Share

Kaisar dan Gadis Lonceng

Dahulu kala, hiduplah seorang kaisar di kastel yang megah beserta permaisurinya. Kaisar itu merasa sedih dan ketakutan karena belum memiliki keturunan. Dia menjadi sangat pemarah dan sering kali berdebat dengan permaisuri.

Pada suatu hari, kaisar menyamar lalu pergi ke taman untuk menenangkan diri. Namun bukannya mendapat kedamaian, dia malah bertemu dengan pengganggu yang selalu diabaikan oleh penduduk di wilayah tersebut. Mereka menyebutnya si ‘gadis lonceng’ karena dia terus-menerus membunyikan lonceng sama seperti mulutnya yang tidak berhenti bersuara.

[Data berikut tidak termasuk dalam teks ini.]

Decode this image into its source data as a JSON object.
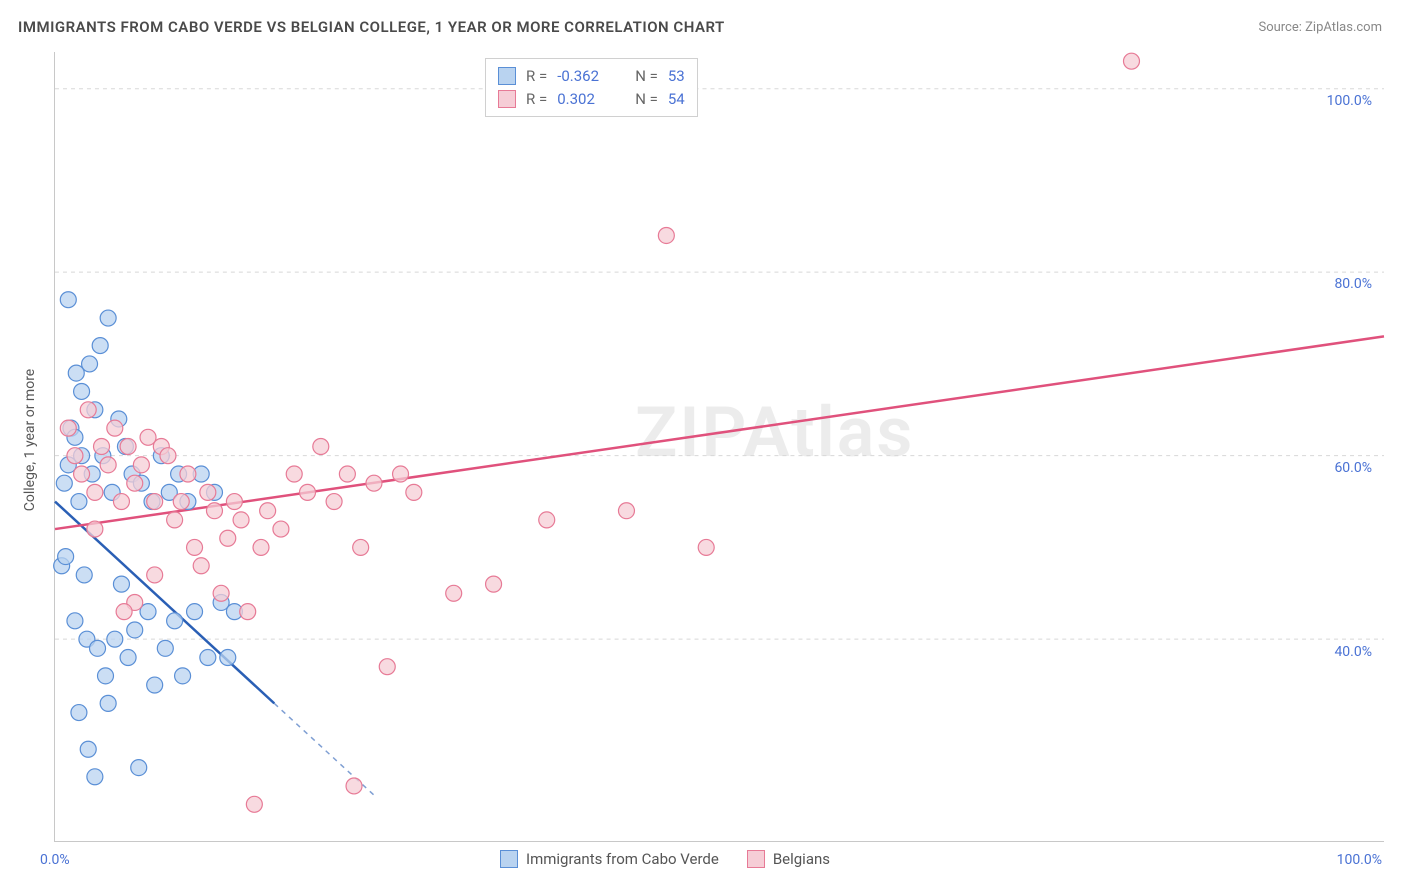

Anak perempuan itu mengajaknya bicara. Kaisar yang tidak tahan, akhirnya memberikan sekeping koin kemudian memintanya segera pergi. Akan tetapi, gadis lonceng justru memeluknya dan berkata, ‘Kesabaran, harapan dan kebaikan. Orang yang hidup bersama semua hal itu, akan menjadi lebih kuat, bersemangat dan menemukan kebahagiaan.’ Gadis itu pun mengembalikan koin dan mengubahnya menjadi sebuah lonceng kecil.

•••

Rapat keluarga Pradipta masih tetap berlangsung meski Ethelberto dan Roseanne sudah pergi lebih dulu. Di tengah situasi mencekam yang sedang terjadi, seseorang yang tadinya duduk tenang mendadak melemparkan koin ke tengah-tengah meja. Kebiasaan yang menjadi ciri khas dari salah satu pengacara terkenal dengan bayaran termahal, yaitu Caesar Pradipta. Tidak bisa dipungkiri, hal tersebut cukup ampuh menarik atensi seluruh penghuni ruangan. Di atas kursinya, Caesar terlihat sedang memikirkan sesuatu. Jari telunjuknya aktif mengetuk-ngetuk permukaan meja. Dahi yang berkerut telah menjelaskan bahwa beliau tengah berdebat dengan pikirannya sendiri. Persis seperti seorang kaisar yang tengah memutuskan hukuman setimpal bagi pelaku pemberontakan. Apa kepalanya lebih baik digantung atau dipenggal saja?

"Bella, jangan bodoh! Kamu bisa melanjutkan kuliah walau sudah berkeluarga." cetus Caesar.

Ide masuk akal tersebut langsung disambut antusias oleh anggota keluarga lainnya. Kenapa mereka tidak berpikir sampai ke sana? Pola pikir seorang pengacara memang berbeda. Kali ini, mereka yakin Isabella tidak bisa lagi mengelak.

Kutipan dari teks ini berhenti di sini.